Easter Sunday, more than just chocolate candies and Easter Bunnies
By Joe Olvera ©, 2012
Little Ricky Najera, age 4, likes Easter because of candy, colored eggs, cascarones (egg shells filled with confetti and cracked open on someone’s head), and Easter baskets containing toys, more candy, and many more goodies. “It’s just like Christmas, only the presents are smaller,” said Little Ricky, who prefers to be called Big Ricky. But, he doesn’t really know the true meaning of Easter. His three-year-old sister, Victoria, knows even less. To her, Easter means dressing up in new clothes and birthdays. Who’s birthday, Victoria? But, she only shrugs that she doesn’t know. But, oh, yes, she does know about the Easter Bunny. He’s the one who leaves her a basket filled with surprises.
Also known as “Resurrection Day,” Easter marks the end of Lent – a 40-day period of fasting and penance. While some Christians wonder what Easter Sunday has to do with the resurrection of Christ, or what eggs and a bunny have to do with the Holy Day, essentially, what happened is that the ancient Roman Catholic Church mixed the celebration of Jesus’ resurrection with those involving spring fertility rituals, in efforts to make Easter more palatable to non-Christians. Hence, the bunny, known for being extremely fertile and eggs, representing new birth.
To that effect, however, some Christians would rather that the Holy-Day be called “Resurrection Sunday,” rather than Easter Sunday. Too, calling it Resurrection Sunday would be more in keeping with Biblical dogma. But, tradition is tradition, and most Christians like the sound of Easter Sunday, a day in which families gather to attend church and to be together. By celebrating the birth of Christ and his ascendancy into heaven, true believers have faith that when they die, they too will ascend to Heaven and will spend eternity with their Jesus and their God.
Others, however, choose to celebrate Easter in different ways – such as donning their finest clothes as a way of showing off. Women, especially love to wear their flamboyant Easter hats, or bonnets, as they are serenated by their favorite song, “…In your Easter bonnet…you’ll be the grandest lady in the Easter parade.” And, so, yes, Easter parades are a tradition from El Paso to New York, but, none greater than in New York where tourists mix with natives to stroll down Fifth Avenue, which they’ve been doing since the 1880s. Equally well-dressed church-goers will stream in and out of places of worship, where attendance will be at an all-time high. Some of them, however, have not gone to Church since last Christmas.
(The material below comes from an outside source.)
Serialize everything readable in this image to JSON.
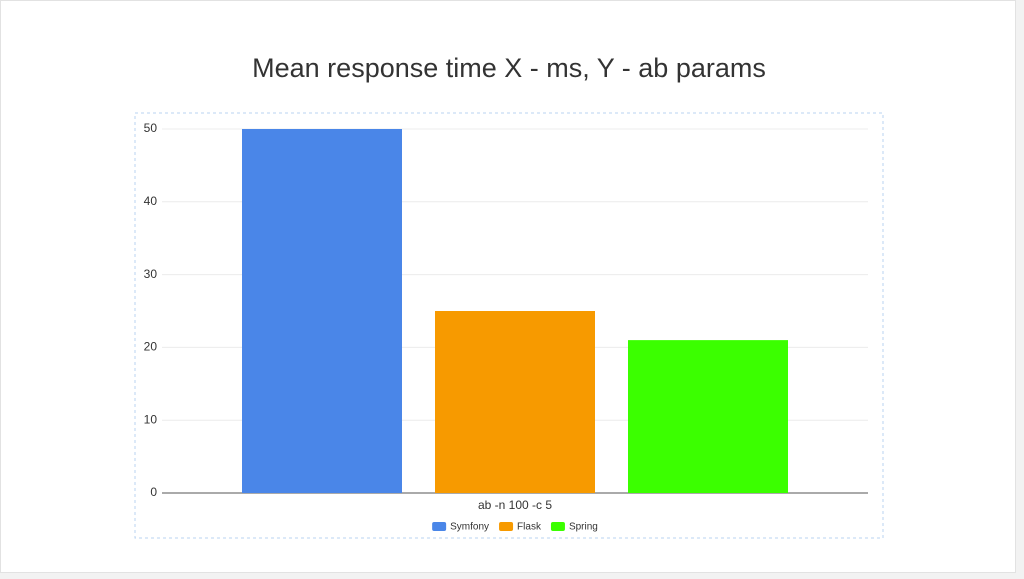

There is a name for such people. They are called CEOs and this doesn’t mean that they are highly placed officials in their organizations. No, CEO stands for Christmas and Easter Only. Ruben Hernandez is a regular church goer who must get up early to go to Easter Mass this Sunday, if only to find a parking space and a seat inside the church. “I love going to Mass and I make it a point to go every Sunday and on other special occasions,” Hernandez said. “But, sometimes I feel like staying home and not attending Easter Mass because of the crowds. My church should reserve seats for those of us in regular attendance, make the twice-a-year goers stand in the rear.”
Mike Muller said he’s one of the CEOs and he only goes to church on those two Holy days because they are supremely important. “I don’t feel that I’m being selfish in only attending church twice a year,” Muller said. “It’s just my habit. I would go to church every Sunday, but it’s hard for me because of my job. But, Christmas and Easter are such special events, that I absolutely have to go.” Hernandez said, however that he has to be accepting of CEOs because at least they willing to make the sacrifice of being in church when Jesus was born and when he was re-born and ascended into heaven. “So, okay, for two days out of the year I’ll take a back seat and even park my car and walk a little farther. I still love to see my church filled to the brim. Remember, Jesus taught us to love one another, to love our neighbor. That’s what I’m doing.”